Beyond all that I was impressed by the tone of the film. While I love Carpenter’s film, I’ve seen it too often over the years to be particularly frightened by it. This new film, though, is an unusually effective slasher film. It doesn’t do anything particularly new with regard to the form, but it’s all done in an unaffected manner. For instance, there’s a long take in the film, methodically following Michael Myers, that is completely unnerving to watch.

It’s a film about trauma, death, and motherhood, but it’s also very funny in the appropriate places. The characters, particularly the teenagers, are a riot. Some people may think they’re a little too polished, but I’m of the opinion that the people younger than me are natural performers due to always being online. Social media may be destroying us all, but it does teach you basic joke construction. Importantly, all this ceases the moment anyone’s in danger. It’s a delicate balance that I think they pull off quite well, especially considering the Halloween franchise isn’t particularly known for being deliberately humorous.
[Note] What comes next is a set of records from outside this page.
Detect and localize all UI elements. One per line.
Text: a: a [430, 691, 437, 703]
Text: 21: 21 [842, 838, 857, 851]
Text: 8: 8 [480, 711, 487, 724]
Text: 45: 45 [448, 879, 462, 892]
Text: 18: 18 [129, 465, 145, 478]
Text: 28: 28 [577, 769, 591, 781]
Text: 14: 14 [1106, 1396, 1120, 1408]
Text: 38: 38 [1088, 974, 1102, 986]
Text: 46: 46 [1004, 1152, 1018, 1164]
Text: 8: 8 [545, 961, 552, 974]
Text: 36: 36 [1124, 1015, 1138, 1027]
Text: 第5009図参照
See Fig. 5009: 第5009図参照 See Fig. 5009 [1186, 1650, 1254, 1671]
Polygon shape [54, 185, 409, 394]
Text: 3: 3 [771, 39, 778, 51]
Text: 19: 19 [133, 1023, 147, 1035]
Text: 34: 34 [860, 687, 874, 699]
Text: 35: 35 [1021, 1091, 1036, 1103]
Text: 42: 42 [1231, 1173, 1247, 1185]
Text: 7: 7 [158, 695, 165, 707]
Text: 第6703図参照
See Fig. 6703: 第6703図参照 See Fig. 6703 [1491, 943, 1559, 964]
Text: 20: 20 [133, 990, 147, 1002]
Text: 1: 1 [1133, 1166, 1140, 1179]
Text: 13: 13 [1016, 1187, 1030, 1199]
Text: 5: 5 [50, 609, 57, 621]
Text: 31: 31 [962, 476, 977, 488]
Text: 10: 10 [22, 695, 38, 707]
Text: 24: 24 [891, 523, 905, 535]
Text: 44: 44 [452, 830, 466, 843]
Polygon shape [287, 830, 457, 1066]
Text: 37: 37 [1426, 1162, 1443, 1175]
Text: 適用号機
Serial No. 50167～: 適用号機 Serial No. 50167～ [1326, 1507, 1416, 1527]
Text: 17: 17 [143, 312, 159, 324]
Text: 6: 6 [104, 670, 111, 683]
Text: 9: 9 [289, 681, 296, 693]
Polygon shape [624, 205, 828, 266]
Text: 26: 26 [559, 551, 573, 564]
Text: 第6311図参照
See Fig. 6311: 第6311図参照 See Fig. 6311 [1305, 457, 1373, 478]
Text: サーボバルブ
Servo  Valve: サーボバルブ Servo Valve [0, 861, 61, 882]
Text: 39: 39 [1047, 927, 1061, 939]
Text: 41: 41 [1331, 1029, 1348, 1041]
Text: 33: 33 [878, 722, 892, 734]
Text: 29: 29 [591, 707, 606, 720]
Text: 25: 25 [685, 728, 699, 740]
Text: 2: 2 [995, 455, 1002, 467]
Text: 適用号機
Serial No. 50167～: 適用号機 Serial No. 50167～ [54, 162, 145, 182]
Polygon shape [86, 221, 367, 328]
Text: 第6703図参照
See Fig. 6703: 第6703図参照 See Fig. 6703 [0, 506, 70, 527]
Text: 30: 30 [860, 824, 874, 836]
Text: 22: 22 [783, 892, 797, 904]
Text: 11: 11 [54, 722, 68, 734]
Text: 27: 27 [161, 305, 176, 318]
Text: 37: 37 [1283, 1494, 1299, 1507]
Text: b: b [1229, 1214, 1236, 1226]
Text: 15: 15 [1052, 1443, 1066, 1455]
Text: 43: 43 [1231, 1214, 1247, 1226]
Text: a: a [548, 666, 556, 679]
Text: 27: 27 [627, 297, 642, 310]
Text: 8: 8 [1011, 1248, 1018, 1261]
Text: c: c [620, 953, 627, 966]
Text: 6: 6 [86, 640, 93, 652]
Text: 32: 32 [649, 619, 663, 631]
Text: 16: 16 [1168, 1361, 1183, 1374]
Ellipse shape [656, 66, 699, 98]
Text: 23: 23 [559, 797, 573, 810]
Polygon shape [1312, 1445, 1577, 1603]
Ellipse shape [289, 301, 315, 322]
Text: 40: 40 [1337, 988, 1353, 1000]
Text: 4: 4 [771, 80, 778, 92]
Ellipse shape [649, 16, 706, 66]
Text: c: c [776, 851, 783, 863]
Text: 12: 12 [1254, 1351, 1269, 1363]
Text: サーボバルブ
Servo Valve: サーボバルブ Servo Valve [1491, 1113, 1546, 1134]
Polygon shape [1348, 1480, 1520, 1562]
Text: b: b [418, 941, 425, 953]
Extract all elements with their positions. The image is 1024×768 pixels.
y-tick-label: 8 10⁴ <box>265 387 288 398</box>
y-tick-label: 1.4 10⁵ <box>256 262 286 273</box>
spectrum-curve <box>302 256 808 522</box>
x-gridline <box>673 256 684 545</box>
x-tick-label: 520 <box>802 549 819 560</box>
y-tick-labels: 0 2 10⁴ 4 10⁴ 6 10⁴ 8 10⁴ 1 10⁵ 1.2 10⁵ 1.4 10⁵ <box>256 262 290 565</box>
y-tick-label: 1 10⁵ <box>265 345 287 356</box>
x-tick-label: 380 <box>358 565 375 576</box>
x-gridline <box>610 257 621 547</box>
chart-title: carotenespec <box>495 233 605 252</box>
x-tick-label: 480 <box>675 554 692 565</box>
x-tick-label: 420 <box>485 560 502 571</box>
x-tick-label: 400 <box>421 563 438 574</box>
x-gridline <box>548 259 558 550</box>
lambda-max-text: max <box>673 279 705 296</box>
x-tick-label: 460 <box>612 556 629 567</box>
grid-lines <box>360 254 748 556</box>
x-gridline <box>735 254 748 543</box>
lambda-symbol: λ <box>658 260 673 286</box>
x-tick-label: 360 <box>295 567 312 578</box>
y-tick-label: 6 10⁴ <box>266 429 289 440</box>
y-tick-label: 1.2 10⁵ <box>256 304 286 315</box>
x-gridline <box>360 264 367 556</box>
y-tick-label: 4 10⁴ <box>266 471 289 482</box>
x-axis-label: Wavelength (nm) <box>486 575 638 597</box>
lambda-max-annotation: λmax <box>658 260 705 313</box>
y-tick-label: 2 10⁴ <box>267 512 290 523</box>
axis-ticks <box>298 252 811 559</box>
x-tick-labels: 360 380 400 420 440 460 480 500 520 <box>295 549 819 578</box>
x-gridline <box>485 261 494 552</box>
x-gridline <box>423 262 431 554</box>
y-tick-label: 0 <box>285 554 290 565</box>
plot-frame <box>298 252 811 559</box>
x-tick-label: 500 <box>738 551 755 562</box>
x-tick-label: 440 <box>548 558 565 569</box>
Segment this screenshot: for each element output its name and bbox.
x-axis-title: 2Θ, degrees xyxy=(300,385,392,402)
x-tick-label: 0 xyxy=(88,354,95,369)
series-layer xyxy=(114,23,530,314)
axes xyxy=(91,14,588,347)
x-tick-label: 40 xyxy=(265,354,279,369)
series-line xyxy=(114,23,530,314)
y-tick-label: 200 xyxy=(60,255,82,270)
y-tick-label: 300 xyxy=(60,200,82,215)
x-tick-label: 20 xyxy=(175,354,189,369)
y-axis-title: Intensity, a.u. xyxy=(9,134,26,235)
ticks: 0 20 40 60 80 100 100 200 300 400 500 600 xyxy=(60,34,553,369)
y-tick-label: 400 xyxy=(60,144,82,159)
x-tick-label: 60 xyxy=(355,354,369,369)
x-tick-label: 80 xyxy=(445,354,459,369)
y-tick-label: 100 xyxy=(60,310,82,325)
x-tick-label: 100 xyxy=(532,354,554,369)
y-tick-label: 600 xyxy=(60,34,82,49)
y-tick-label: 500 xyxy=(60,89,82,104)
Having seen all eleven of these films now, I have a new and better appreciation for them. The first is an all-time classic, of course, but there was always something about the reputation of the others that put me off from them for a long time. Oh sure, Season of the Witch had that so-bad-it’s-good thing going for it, but I never met anyone invested in the story of Jamie Lloyd. They are all genre pictures, B-movies basically, but there’s a seriousness to the franchise that’s striking and unfamiliar to me, being more familiar with the likes of Friday the 13th and A Nightmare on Elm Street. I suppose that’s because there’s a verisimilitude to them even at their most ridiculous. After all, Michael Myers isn’t the Boogeyman that everyone insists he is. He’s something just as bad if not worse: a man destroying lives in pursuit of only his own violent, inscrutable gratification.